Kötü Amaçlı Davranış
Wordfence tehdit istihbaratı lideri Chloe Chamberland, gönderisinde, eklentilere enjekte edilen kötü amaçlı kodun “yeni bir yönetici kullanıcı hesabı oluşturmaya çalıştığını ve ardından bu ayrıntıları 94.156.79.8 adresinde bulunan saldırgan tarafından kontrol edilen sunucuya geri gönderdiğini” yazdı. Kampanyanın ayrıca web sitelerinin altbilgilerine kötü amaçlı JavaScript enjekte etmek ve bunların tamamına SEO spam’i eklemek için eklentileri kullandığını söyledi.
Chamberland, “Enjekte edilen kötü amaçlı kod çok karmaşık veya çok karmaşık değil ve takip etmeyi kolaylaştıran yorumlar içeriyor” diye ekledi.
Saldırının kaynağı muhtemelen 21 Haziran’dı ve saldırganlar, WordFence’in saldırıyla ilgili 24 Haziran’daki gönderisini yayınlamasından yaklaşık beş saat önce hâlâ eklentileri güncelliyorlardı. Araştırmacılar hâlâ enfeksiyonun nasıl başladığını tam olarak bilmiyorlar ve bir saldırı gerçekleştiriyorlar. Takip edilecek güncellemelerle daha derin analizler yapılacağını söyledi.
WordPress Eklentileri Yoluyla Saldırıları Azaltma
Web siteleri için temel olarak yaygın kullanımı nedeniyle, WordPress platformu ve eklentileri özellikle tehdit aktörleri için son derece popüler bir hedeftir ve onlara geniş bir saldırı yüzeyine kolay erişim sağlar. Tipik olarak saldırganlar hedef alır. tekil eklentiler geniş kurulum tabanlarıyla; ancak yeni saldırı, Wordfence’e göre saldırganların artık kötü amaçlı kampanyaların etkisini genişletmek için birden fazla eklenti üzerinden daha iddialı tedarik zinciri saldırılarıyla karşı karşıya olabileceğini gösteriyor.
Böyle bir saldırı daha fazla dikkat gerektirdiğinden, güvenliğine odaklanan Wordfence WordPress platformu — güvenliği ihlal edilmiş bu eklentilerin tespitini sağlamak için bir dizi kötü amaçlı yazılım imzası üzerinde aktif olarak çalışıyor.

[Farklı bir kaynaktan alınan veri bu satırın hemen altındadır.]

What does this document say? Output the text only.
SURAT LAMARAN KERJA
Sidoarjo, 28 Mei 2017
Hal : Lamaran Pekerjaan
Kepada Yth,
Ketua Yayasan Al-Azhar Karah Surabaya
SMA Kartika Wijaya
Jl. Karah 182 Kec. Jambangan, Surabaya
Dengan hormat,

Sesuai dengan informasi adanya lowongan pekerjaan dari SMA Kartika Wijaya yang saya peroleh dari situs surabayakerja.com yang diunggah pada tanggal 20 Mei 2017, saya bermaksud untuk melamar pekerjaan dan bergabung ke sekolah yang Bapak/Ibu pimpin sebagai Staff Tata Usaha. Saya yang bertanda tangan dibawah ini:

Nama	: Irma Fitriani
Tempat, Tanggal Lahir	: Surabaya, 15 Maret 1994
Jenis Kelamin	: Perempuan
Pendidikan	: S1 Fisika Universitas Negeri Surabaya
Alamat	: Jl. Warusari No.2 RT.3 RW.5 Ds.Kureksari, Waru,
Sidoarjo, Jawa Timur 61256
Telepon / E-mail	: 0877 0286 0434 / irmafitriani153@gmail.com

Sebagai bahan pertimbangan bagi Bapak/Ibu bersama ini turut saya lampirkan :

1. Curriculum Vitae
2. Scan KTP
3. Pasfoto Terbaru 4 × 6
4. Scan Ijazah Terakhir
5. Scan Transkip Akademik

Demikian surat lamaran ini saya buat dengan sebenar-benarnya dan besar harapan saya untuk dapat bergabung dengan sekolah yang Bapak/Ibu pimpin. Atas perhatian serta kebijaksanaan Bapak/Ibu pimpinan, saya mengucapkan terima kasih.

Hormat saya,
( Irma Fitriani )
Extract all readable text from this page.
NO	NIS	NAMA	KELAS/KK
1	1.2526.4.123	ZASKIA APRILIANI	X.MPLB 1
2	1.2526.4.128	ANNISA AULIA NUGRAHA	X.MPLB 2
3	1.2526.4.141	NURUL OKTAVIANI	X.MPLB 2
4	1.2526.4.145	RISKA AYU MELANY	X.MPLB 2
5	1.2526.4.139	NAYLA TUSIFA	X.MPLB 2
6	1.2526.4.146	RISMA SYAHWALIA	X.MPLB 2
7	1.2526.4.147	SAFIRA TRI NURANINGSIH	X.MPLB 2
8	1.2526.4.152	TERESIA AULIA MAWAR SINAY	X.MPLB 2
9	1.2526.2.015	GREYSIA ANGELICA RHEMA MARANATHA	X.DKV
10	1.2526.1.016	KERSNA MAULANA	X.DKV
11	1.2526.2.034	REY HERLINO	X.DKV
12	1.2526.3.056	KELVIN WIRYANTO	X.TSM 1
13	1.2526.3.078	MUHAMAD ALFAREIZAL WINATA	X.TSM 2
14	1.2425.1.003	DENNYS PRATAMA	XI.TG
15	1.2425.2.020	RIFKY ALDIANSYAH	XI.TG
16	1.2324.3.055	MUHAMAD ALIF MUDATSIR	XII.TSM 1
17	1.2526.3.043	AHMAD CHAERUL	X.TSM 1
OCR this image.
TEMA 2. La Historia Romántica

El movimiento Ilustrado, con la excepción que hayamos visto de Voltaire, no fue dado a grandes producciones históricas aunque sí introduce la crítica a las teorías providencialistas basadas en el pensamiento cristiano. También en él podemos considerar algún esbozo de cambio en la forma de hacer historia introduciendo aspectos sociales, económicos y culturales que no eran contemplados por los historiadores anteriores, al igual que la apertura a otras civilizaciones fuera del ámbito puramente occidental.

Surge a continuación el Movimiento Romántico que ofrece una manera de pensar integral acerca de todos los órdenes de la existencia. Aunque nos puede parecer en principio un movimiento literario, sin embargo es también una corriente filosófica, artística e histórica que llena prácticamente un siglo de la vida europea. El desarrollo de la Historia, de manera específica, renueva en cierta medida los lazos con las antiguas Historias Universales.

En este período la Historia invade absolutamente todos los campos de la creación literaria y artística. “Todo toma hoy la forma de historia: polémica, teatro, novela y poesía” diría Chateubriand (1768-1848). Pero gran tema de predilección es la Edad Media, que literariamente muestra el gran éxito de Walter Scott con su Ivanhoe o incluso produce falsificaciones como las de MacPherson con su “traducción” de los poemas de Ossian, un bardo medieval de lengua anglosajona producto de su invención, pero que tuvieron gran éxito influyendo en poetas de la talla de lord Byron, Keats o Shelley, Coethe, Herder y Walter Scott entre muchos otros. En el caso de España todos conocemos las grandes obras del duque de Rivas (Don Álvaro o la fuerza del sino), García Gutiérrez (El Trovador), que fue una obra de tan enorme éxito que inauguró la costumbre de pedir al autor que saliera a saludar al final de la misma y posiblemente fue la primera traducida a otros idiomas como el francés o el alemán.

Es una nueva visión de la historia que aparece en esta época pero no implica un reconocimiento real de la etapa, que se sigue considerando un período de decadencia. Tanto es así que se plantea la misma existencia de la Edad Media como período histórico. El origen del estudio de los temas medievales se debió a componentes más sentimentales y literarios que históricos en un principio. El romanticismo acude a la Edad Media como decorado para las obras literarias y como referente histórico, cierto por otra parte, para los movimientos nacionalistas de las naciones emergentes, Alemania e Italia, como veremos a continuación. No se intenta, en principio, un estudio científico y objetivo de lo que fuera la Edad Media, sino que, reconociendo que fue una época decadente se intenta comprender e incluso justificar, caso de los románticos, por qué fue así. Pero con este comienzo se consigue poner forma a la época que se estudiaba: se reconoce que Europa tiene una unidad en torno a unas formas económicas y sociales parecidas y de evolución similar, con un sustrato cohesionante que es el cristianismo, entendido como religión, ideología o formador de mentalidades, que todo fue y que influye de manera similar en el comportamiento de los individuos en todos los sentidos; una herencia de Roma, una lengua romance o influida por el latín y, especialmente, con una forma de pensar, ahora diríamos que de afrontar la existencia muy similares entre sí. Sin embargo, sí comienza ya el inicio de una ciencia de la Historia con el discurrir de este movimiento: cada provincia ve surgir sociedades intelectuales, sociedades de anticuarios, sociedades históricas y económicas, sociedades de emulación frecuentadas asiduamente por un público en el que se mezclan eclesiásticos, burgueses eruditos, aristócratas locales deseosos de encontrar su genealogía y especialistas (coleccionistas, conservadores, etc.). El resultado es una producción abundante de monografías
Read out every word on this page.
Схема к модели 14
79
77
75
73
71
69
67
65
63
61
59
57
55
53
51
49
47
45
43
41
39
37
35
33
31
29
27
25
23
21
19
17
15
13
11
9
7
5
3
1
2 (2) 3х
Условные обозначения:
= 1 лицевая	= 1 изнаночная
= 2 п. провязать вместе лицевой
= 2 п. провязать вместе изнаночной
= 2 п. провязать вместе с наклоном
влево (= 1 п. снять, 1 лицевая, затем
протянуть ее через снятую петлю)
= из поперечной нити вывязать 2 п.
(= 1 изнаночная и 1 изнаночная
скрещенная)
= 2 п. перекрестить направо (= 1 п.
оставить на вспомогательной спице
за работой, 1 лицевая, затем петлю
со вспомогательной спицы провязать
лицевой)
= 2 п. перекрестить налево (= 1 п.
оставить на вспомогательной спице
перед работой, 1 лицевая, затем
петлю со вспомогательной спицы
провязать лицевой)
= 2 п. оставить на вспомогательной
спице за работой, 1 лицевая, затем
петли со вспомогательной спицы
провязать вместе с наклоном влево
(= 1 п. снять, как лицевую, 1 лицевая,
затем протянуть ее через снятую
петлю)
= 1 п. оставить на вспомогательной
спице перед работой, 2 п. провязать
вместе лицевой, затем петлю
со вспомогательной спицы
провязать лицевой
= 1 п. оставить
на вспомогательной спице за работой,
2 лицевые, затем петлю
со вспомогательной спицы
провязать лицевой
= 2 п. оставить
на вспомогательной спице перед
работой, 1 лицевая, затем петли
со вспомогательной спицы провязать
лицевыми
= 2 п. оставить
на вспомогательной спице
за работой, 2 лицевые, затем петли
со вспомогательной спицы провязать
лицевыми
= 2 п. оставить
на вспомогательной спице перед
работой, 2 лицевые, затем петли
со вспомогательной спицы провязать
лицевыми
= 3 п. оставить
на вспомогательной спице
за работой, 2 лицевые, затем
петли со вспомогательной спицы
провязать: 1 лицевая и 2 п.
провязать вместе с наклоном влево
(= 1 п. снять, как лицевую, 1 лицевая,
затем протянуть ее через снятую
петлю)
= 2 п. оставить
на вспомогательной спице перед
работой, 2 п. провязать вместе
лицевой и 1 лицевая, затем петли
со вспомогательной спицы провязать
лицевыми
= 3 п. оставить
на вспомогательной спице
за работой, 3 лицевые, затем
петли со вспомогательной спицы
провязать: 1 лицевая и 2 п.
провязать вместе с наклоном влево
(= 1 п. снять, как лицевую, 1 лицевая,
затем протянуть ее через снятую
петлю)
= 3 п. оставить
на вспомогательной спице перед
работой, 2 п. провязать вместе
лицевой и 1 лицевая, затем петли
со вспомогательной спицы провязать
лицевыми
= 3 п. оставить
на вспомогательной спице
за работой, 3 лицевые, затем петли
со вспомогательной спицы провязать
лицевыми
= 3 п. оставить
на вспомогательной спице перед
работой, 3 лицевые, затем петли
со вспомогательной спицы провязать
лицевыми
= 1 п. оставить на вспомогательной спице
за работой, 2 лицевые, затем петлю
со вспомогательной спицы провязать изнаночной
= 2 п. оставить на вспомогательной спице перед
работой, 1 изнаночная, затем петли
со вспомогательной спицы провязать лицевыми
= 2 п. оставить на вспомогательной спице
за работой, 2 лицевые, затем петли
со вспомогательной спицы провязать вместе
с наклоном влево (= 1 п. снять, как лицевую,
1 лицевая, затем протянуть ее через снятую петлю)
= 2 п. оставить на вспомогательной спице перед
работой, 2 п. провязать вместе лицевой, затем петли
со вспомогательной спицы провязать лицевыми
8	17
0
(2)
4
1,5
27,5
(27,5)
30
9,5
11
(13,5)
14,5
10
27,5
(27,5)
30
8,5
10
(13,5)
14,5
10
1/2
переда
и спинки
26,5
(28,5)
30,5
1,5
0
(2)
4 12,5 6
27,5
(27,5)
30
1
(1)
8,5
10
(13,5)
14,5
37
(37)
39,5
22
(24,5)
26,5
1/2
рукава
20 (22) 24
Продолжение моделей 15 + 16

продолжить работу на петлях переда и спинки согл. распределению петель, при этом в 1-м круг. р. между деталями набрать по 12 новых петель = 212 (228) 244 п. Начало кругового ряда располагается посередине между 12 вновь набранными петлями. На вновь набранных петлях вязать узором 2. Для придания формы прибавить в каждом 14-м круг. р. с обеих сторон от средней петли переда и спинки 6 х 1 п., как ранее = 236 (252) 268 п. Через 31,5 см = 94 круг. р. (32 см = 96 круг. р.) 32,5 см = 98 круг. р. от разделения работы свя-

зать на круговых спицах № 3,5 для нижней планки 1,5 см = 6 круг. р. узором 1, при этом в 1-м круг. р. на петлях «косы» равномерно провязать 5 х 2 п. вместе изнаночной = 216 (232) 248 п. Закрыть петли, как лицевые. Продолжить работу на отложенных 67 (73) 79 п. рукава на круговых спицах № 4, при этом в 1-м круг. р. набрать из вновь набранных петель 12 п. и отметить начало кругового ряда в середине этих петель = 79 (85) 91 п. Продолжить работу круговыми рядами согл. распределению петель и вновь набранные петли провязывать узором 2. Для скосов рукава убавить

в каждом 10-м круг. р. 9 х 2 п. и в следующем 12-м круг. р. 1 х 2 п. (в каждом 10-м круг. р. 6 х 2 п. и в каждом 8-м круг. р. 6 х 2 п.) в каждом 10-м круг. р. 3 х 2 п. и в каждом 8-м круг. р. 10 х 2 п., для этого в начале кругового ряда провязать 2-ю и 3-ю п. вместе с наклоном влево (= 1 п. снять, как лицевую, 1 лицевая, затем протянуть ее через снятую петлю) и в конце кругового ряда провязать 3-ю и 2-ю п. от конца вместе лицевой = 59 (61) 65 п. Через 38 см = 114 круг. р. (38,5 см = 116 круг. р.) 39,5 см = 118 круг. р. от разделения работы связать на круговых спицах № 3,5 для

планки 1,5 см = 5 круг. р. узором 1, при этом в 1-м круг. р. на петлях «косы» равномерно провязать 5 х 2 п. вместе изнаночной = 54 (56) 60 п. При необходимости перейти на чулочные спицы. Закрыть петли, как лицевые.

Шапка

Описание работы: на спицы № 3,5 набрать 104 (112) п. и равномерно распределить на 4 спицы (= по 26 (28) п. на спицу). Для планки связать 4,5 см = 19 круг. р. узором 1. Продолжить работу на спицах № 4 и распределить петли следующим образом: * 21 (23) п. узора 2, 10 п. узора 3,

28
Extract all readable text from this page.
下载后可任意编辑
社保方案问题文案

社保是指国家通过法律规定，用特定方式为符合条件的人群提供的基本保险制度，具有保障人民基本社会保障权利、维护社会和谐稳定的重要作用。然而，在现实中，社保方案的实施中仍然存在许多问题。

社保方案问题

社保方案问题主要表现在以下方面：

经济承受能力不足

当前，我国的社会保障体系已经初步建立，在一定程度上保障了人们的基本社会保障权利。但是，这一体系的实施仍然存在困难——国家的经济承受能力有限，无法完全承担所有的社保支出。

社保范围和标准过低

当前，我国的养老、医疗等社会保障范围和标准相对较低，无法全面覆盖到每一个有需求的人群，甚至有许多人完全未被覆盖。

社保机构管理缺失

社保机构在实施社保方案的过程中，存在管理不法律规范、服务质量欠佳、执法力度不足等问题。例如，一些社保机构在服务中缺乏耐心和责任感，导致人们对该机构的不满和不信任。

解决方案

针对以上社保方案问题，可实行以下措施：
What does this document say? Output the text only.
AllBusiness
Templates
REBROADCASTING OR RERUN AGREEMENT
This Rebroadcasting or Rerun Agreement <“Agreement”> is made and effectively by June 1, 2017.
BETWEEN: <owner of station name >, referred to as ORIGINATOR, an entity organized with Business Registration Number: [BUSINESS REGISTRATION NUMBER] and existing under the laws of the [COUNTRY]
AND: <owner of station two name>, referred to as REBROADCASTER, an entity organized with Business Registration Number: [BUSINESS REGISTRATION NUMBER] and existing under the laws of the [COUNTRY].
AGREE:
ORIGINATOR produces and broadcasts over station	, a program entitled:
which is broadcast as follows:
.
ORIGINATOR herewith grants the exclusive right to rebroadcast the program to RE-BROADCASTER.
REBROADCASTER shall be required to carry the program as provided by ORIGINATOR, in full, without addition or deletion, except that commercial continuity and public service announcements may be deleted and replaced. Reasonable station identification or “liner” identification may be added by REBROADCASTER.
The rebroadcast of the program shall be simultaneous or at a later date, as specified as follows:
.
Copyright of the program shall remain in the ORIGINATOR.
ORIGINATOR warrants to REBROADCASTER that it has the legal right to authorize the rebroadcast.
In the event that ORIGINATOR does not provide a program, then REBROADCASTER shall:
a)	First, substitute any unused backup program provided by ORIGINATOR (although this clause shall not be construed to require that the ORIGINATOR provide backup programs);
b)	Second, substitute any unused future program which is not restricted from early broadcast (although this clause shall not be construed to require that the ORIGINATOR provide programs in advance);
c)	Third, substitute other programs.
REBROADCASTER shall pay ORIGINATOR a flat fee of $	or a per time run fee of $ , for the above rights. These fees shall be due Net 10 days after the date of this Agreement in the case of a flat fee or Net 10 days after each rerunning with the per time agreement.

Bu arada Chamberland, eklentilerden herhangi birini kullanan herkesin bunları herhangi bir web sitesinden derhal kaldırması ve “olay-müdahale moduna geçmesi” gerektiğini söyledi.
Kötü amaçlı kodları kaldırmak için “WordPress yönetici kullanıcı hesaplarınızı kontrol etmenizi ve yetkisiz olanları silmenizi ve ayrıca tam bir kötü amaçlı yazılım taraması yapmanızı öneririz” dedi.
Wordfence ayrıca, WordPress yöneticilerinin kampanyanın kanıtlarını tanımlamak için kullanabileceği, saldırgan tarafından kontrol edilen yönetici hesaplarıyla ilişkili bilinen kullanıcı adları da dahil olmak üzere çeşitli güvenlik ihlali göstergelerini (IoC’ler) de gönderiye dahil etti. Ayrıca, WordPress tabanlı web sitelerinin kötü amaçlı kodlardan nasıl temizleneceğine dair tavsiyeler sağlayan bir kılavuzun bağlantısı da dahildir.